Reel Reviews | Ruby Sparks

A novelist struggling with writer’s block discovers the true power of imagination when the subject of his novel comes to life in the romantic comedy, Ruby Sparks.

After the success of his first novel ten years earlier, Calvin (Paul Dano) is fraught with fear working on his follow-up. Anxiety-ridden and uncomfortable with people, he spends lonely hours at home looking for any diversion that may provide inspiration when not spending time with his brother (Chris Messina) or dog, Scotty.

During his weekly session with his shrink (Elliott Gould), he suggests that Paul visualize and write down his thoughts. Soon Calvin is having vivid dreams about an attractive woman and upon waking undergoes a creative tsunami of writing activity. He finds himself writing to spend time with his new creation, Ruby Sparks (Zoe Kazan), giving her a history while transferring his awkwardness with women to someone he can love.

Several days later, Calvin is surprised to discover that his creation has come to life out of thin air – and is in his kitchen cooking breakfast. Initially confused, he soon discovers that not only is she flesh-and-blood real, but that his imagination and desires can make Ruby do anything he pleases. The two get along swimmingly at the beginning of their relationship until Calvin discovers that perfect love doesn’t exist, even in our imagination.

Co-directed by the team that created Little Miss Sunshine, Jonathan Dayton and Valerie Faris and written by Kazan, Ruby Sparks is an engaging, creative romantic premise that succeeds largely because of the chemistry between its two leads.
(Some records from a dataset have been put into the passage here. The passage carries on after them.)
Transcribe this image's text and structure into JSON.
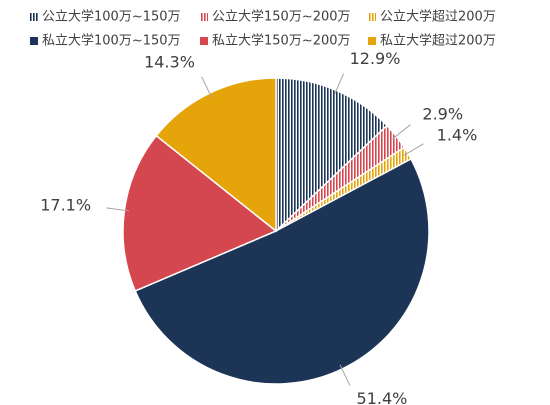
{
  "chart_data": {
    "type": "pie",
    "categories": [
      "公立大学100万~150万",
      "公立大学150万~200万",
      "公立大学超过200万",
      "私立大学100万~150万",
      "私立大学150万~200万",
      "私立大学超过200万"
    ],
    "values": [
      12.9,
      2.9,
      1.4,
      51.4,
      17.1,
      14.3
    ],
    "value_labels": [
      "12.9%",
      "2.9%",
      "1.4%",
      "51.4%",
      "17.1%",
      "14.3%"
    ],
    "colors": [
      "#1c3557",
      "#d5474f",
      "#e5a50a",
      "#1c3557",
      "#d5474f",
      "#e5a50a"
    ],
    "hatched": [
      true,
      true,
      true,
      false,
      false,
      false
    ],
    "legend": "top"
  }
}
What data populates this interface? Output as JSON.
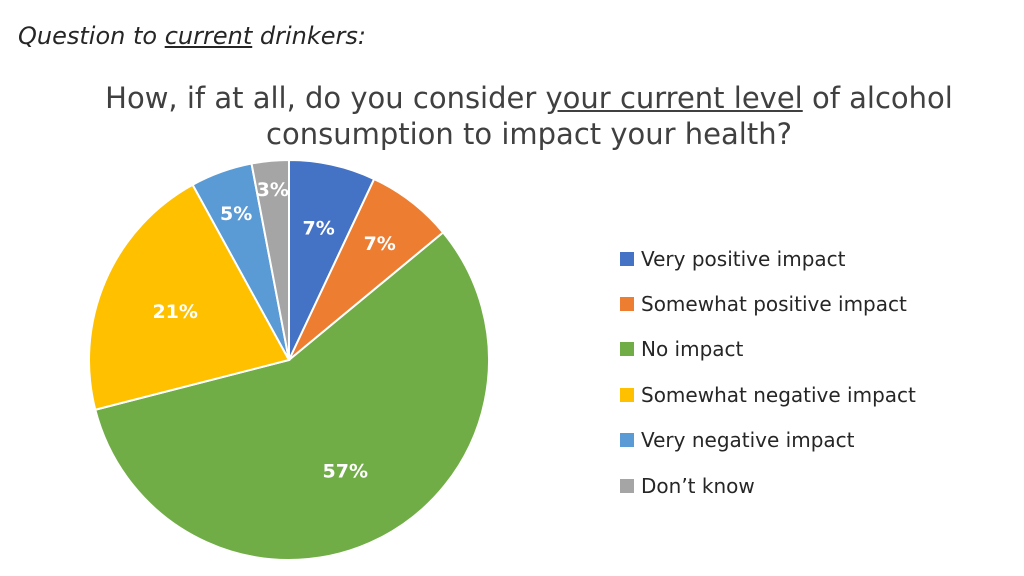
{
  "header": {
    "question_prefix": "Question to ",
    "question_emphasis": "current",
    "question_suffix": " drinkers:"
  },
  "chart_data": {
    "type": "pie",
    "title_part1": "How, if at all, do you consider ",
    "title_emphasis": "your current level",
    "title_part2": " of alcohol consumption to impact your health?",
    "slices": [
      {
        "label": "Very positive impact",
        "value": 7,
        "display": "7%",
        "color": "#4472C4"
      },
      {
        "label": "Somewhat positive impact",
        "value": 7,
        "display": "7%",
        "color": "#ED7D31"
      },
      {
        "label": "No impact",
        "value": 57,
        "display": "57%",
        "color": "#70AD47"
      },
      {
        "label": "Somewhat negative impact",
        "value": 21,
        "display": "21%",
        "color": "#FFC000"
      },
      {
        "label": "Very negative impact",
        "value": 5,
        "display": "5%",
        "color": "#5B9BD5"
      },
      {
        "label": "Don’t know",
        "value": 3,
        "display": "3%",
        "color": "#A5A5A5"
      }
    ],
    "legend_position": "right"
  }
}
Absolutely cute in an unorthodox way, Kazan radiates as the woman in Calvin’s life who brings love and light to his soul before asserting his independence and discovering its unfortunate side effects.

While the leads are terrific, co-stars Annette Benning and Antonio Banderas are wasted as Calvin’s free-spirited parents. Likewise, Gould as his shrink and Steve Coogan as a jealous, frustrated writer aren’t given a lot to do, either. Primarily there to challenges Calvin along the way as he attempts to navigate his relationship where there is precious little of wiggle room for free will. Even with his occasional tweaks along the way, Calvin still can’t find satisfaction.

This story, based on an idea popularized in the 1960s Twilight Zone episode, A World of His Own and later updated in Michel Gondry’s sweet love story, The Eternal Sunshine of the Spotless Mind, is a living testament that true love can may delayed but if two people are drawn to each other, their love will always lead them back together.